Hans Rookmaaker wrote a book called The Death of Culture which I highly recommend. In it he talked about modern art and music and how it was revealing the death of culture all around us. After thinking through that for several years my thought is that since the church is supposed to be salt which perseveres and light which keeps the darkness at bay then what has been going on in the church that is causing culture to decay and grow dark?
In my opinion, the answer is bad footers. The church has refused to take all thoughts captive for Christ. In the arts we refused to take music theory captive for Christ. We thought that music was neutral. That it didn’t make any difference and so we believed the lies that some chords were evil, some beats were evil, some sounds were ungodly and all of those things are not true. All music, all sound waves were created by God for his glory and they were created good. A seventh chord is not less of a chord than a major third. Neither is a 13th chord. A back beat was created by God just like every other beat.
Just because Prince or the B52's or even a stripper use a back beat to glorify sin doesn’t mean that the back beat is sinful. I know preachers that use sermons to promote sin but that doesn’t make the sermon sin. It’s time to begin to think biblically about every area of life. It is time to separate the tares from the wheat in our understanding of the world in which we live. If we don’t begin to not only will we have to pay a price on Judgment day but the generations that follow us will pay the price of us building on bad footers. When the shaking comes, and it surely will come, most of what we have built will come
crashing down around those we’ve left behind – our children and our grandchildren.
I want something better for my heirs.
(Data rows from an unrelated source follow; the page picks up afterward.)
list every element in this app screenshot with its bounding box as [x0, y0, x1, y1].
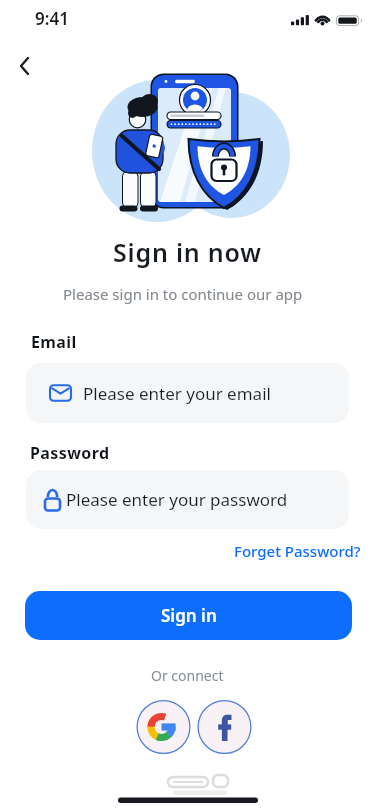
staticText: Please sign in to continue our app: [63, 284, 303, 304]
staticText: Forget Password?: [234, 541, 361, 561]
staticText: Email: [31, 331, 77, 353]
staticText: Sign in: [161, 604, 217, 627]
staticText: Password: [30, 442, 110, 464]
staticText: Or connect: [151, 666, 224, 685]
staticText: Sign in now: [113, 235, 262, 269]
staticText: 9:41: [35, 7, 69, 30]
staticText: Please enter your email: [83, 382, 271, 405]
staticText: Please enter your password: [66, 488, 288, 511]
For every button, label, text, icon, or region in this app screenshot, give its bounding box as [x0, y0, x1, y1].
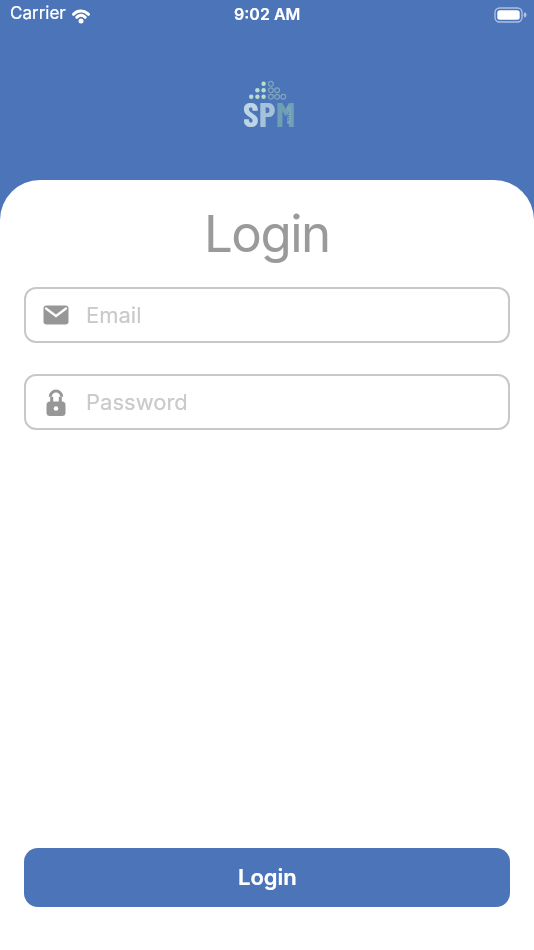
staticText: M [276, 92, 296, 134]
staticText: 9:02 AM [234, 4, 301, 23]
staticText: Login [238, 864, 297, 891]
button[interactable]: Email [24, 287, 510, 343]
staticText: Email [86, 302, 142, 329]
staticText: Password [86, 389, 188, 416]
staticText: Carrier [10, 3, 66, 24]
staticText: S [243, 92, 259, 134]
staticText: Login [204, 203, 330, 265]
button[interactable]: Login [24, 848, 510, 907]
staticText: SYSTEM [285, 106, 291, 124]
button[interactable]: Password [24, 374, 510, 430]
staticText: P [259, 92, 276, 134]
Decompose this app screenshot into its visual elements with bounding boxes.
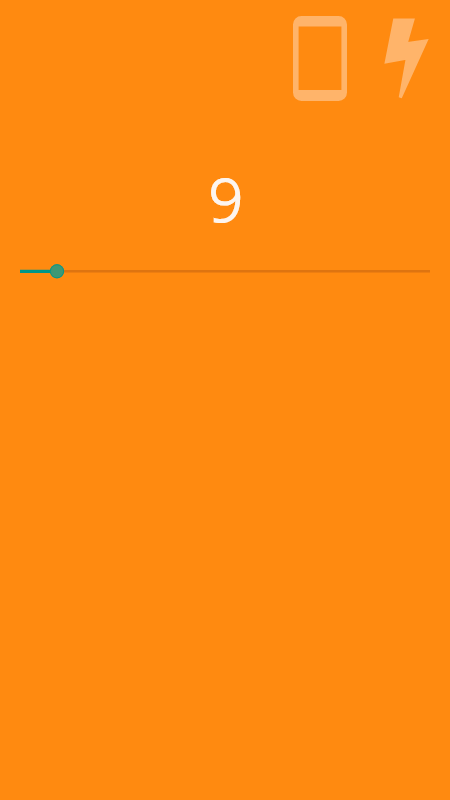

I want something better for this world.
I pray that the words of Roger Waters are not our legacy:
We watched the tragedy unfold We did as we were told We bought and sold
It was the greatest show on earth But then it was over We oohed and aahed
We drove our racing cars We ate our last few jars of caviar
And somewhere out there in the stars A keen-eyed look-out Spied a flickering light
Our last hurrah
And when they found our shadows Groups 'round the TV sets They ran down every lead
They repeated every test They checked out all the data in their lists
And then the alien anthropologists Admitted they were still perplexed
But on eliminating every other reason For our sad demise
They logged the only explanation left
This species has amused itself to death
No tears to cry No feelings left
This species has amused itself to death
Amused itself to death
May we find the grace to lay solid footings for the foundation upon which we build the kingdom of God.